The real Tokyo hasn’t missed the coincidence, and has even been using Akira footage in some of its promo events:
Another influential vision of Neo Tokyo was Tokyo 3 in the trippy anime series Neon Genesis Evangelion; the story goes that the original Tokyo was destroyed by a nuclear strike during the chaos following the ‘Second Impact’, a cataclysmic event in Antarctica causing the entire ice cap to melt and sea levels to rise catastrophically, with the Earth also shifting on its axis leaving Japan stuck in an eternal summer – if you’ve ever experienced summer in Tokyo, you’ll know that isn’t a pleasant prospect! The capital was then shifted to Matsumoto (renamed Tokyo 2), before the construction of Tokyo 3 (in the location of Hakone) as the HQ of the Earth’s defenses against the alien Angels.
This series is actually based on the Apocalypse in the Biblical End of Days sense, with the Antarctica incident heralding a series of attacks by 12 alien entities analogous to the 12 angels of Bible prophecy. And the only people who can stop them are 3 deeply disturbed teenage kids (one of whom is secretly a clone) piloting giant biomechanical Evangelion fighting units (Evas), a nightmarish responsibility which doesn’t exactly help with their existential crises. It’s another total headfuck, and it’s one of my favourite TV series of all time.

But anyway, as for its portrayal of a future Tokyo, it depicts a city capable of going into ‘battle mode’, with all major buildings sliding underground on rollers and defensive screens sliding up everywhere while the Evas do battle with the angels. Not something we’re ever remotely likely to see, of course; but in-between the angel attacks we see the daily life of the characters in a city almost entirely alike the Tokyo suburbs of the 90s, when the anime was made. The kids’ school looks like any Japanese high school, they all live in apartment blocks just like the ones everyone in Japan actually does live in, and they rattle around on trains exactly like the ones rattling around Tokyo on any given day. So while it’s a crazy battle-mode sci-fi city, it’s also just like everyday suburban Tokyo, and there are some great little daily life sequences in the anime & spin-off movies like this:
And the never-ending summer is done well, with the constant soundtrack of cicadas and the characters bitching about the heat as they mop their brows with handkerchiefs. Just like real Tokyo in summer, in other words.
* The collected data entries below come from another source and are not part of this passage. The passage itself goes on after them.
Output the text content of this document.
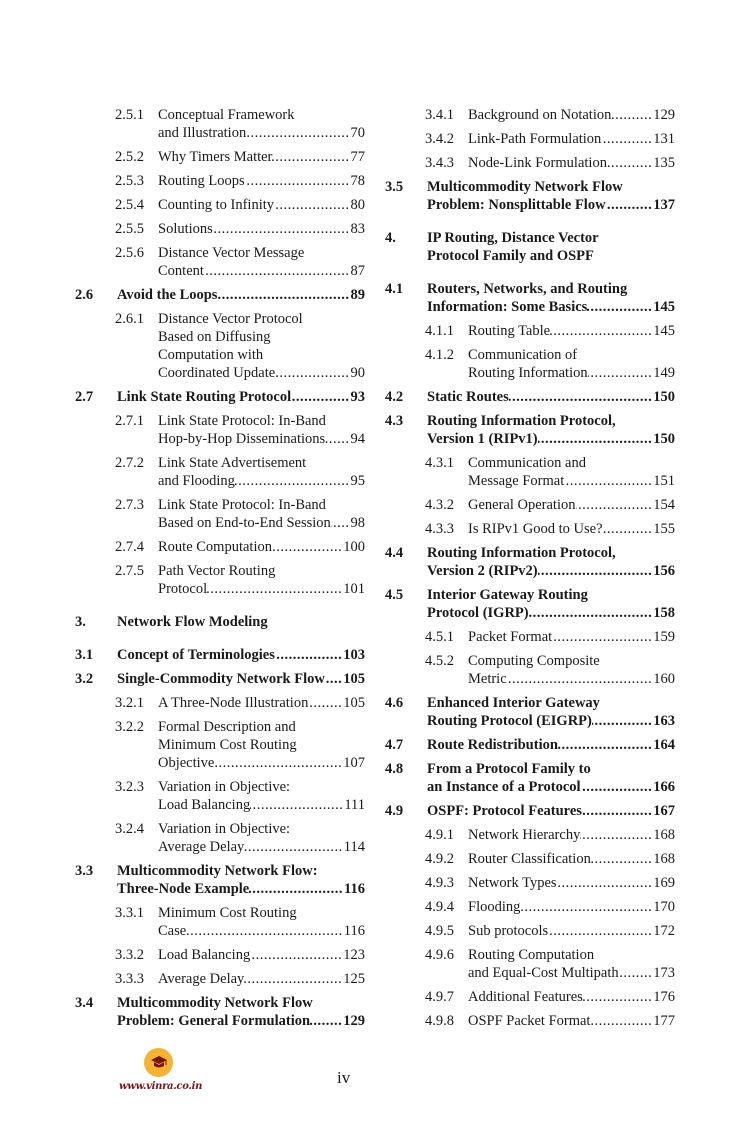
2.5.1 Conceptual Framework
and Illustration .....	70
2.5.2 Why Timers Matter .....	77
2.5.3 Routing Loops .....	78
2.5.4 Counting to Infinity .....	80
2.5.5 Solutions .....	83
2.5.6 Distance Vector Message
Content .....	87
2.6	Avoid the Loops .....	89
2.6.1 Distance Vector Protocol
Based on Diffusing
Computation with
Coordinated Update .....	90
2.7	Link State Routing Protocol .....	93
2.7.1 Link State Protocol: In-Band
Hop-by-Hop Disseminations ..... 94
2.7.2 Link State Advertisement
and Flooding .....	95
2.7.3 Link State Protocol: In-Band
Based on End-to-End Session ..... 98
2.7.4 Route Computation .....	100
2.7.5 Path Vector Routing
Protocol .....	101
3.	Network Flow Modeling
3.1	Concept of Terminologies .....	103
3.2	Single-Commodity Network Flow ..... 105
3.2.1 A Three-Node Illustration ..... 105
3.2.2 Formal Description and
Minimum Cost Routing
Objective .....	107
3.2.3 Variation in Objective:
Load Balancing .....	111
3.2.4 Variation in Objective:
Average Delay .....	114
3.3	Multicommodity Network Flow:
Three-Node Example .....	116
3.3.1 Minimum Cost Routing
Case .....	116
3.3.2 Load Balancing .....	123
3.3.3 Average Delay .....	125
3.4	Multicommodity Network Flow
Problem: General Formulation ..... 129
3.4.1 Background on Notation .....	129
3.4.2 Link-Path Formulation .....	131
3.4.3 Node-Link Formulation .....	135
3.5	Multicommodity Network Flow
Problem: Nonsplittable Flow .....	137
4.	IP Routing, Distance Vector
Protocol Family and OSPF
4.1	Routers, Networks, and Routing
Information: Some Basics .....	145
4.1.1 Routing Table .....	145
4.1.2 Communication of
Routing Information .....	149
4.2	Static Routes .....	150
4.3	Routing Information Protocol,
Version 1 (RIPv1) .....	150
4.3.1 Communication and
Message Format .....	151
4.3.2 General Operation .....	154
4.3.3 Is RIPv1 Good to Use? .....	155
4.4	Routing Information Protocol,
Version 2 (RIPv2) .....	156
4.5	Interior Gateway Routing
Protocol (IGRP) .....	158
4.5.1 Packet Format .....	159
4.5.2 Computing Composite
Metric .....	160
4.6	Enhanced Interior Gateway
Routing Protocol (EIGRP) .....	163
4.7	Route Redistribution .....	164
4.8	From a Protocol Family to
an Instance of a Protocol .....	166
4.9	OSPF: Protocol Features .....	167
4.9.1 Network Hierarchy .....	168
4.9.2 Router Classification .....	168
4.9.3 Network Types .....	169
4.9.4 Flooding .....	170
4.9.5 Sub protocols .....	172
4.9.6 Routing Computation
and Equal-Cost Multipath ..... 173
4.9.7 Additional Features .....	176
4.9.8 OSPF Packet Format .....	177
www.vinra.co.in	iv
It all gets a bit Godzilla when an angel turns up for a mecha-scrap and they seem to destroy half the city each time, but in the end it turns out the real battles are internal, in the characters’ own heads, leading to another ending that left viewers scratching their own heads in turn.
Here’s the angel Ramiel attacking Tokyo 3 (from one of the spin-off movies):
One more for this post is Ghost in the Shell – not the movie version(s), which use Hong Kong as the setting and which I’ve written about here – but the Stand Alone Complex anime series which is set in a clearly Japanese environment. Specifically, the story takes place in Niihama, a new megacity built on artificial land in the Seto Inland Sea after the destruction of Tokyo in World Wars 3 and 4 (real bunch of optimists, these manga writers).
Much like Evangelion, despite the post-apocalyptic scenario the action takes place in an environment very much recognisable as modern-day Japan, but with far more advanced AI and cybernetic enhancements as routine. It’ll probably prove to be the least wildly inaccurate prediction of the future Japan on this page, but it’s the setting of the Hong Kong-based movie version that leaves the stronger impression.
So there you go, apropos of very little, some waffling musings on depictions of post-apocalyptic visions of the future in dystopian Japanese anime – aka how I just passed the time on the shinkansen from Kyoto to Tokyo!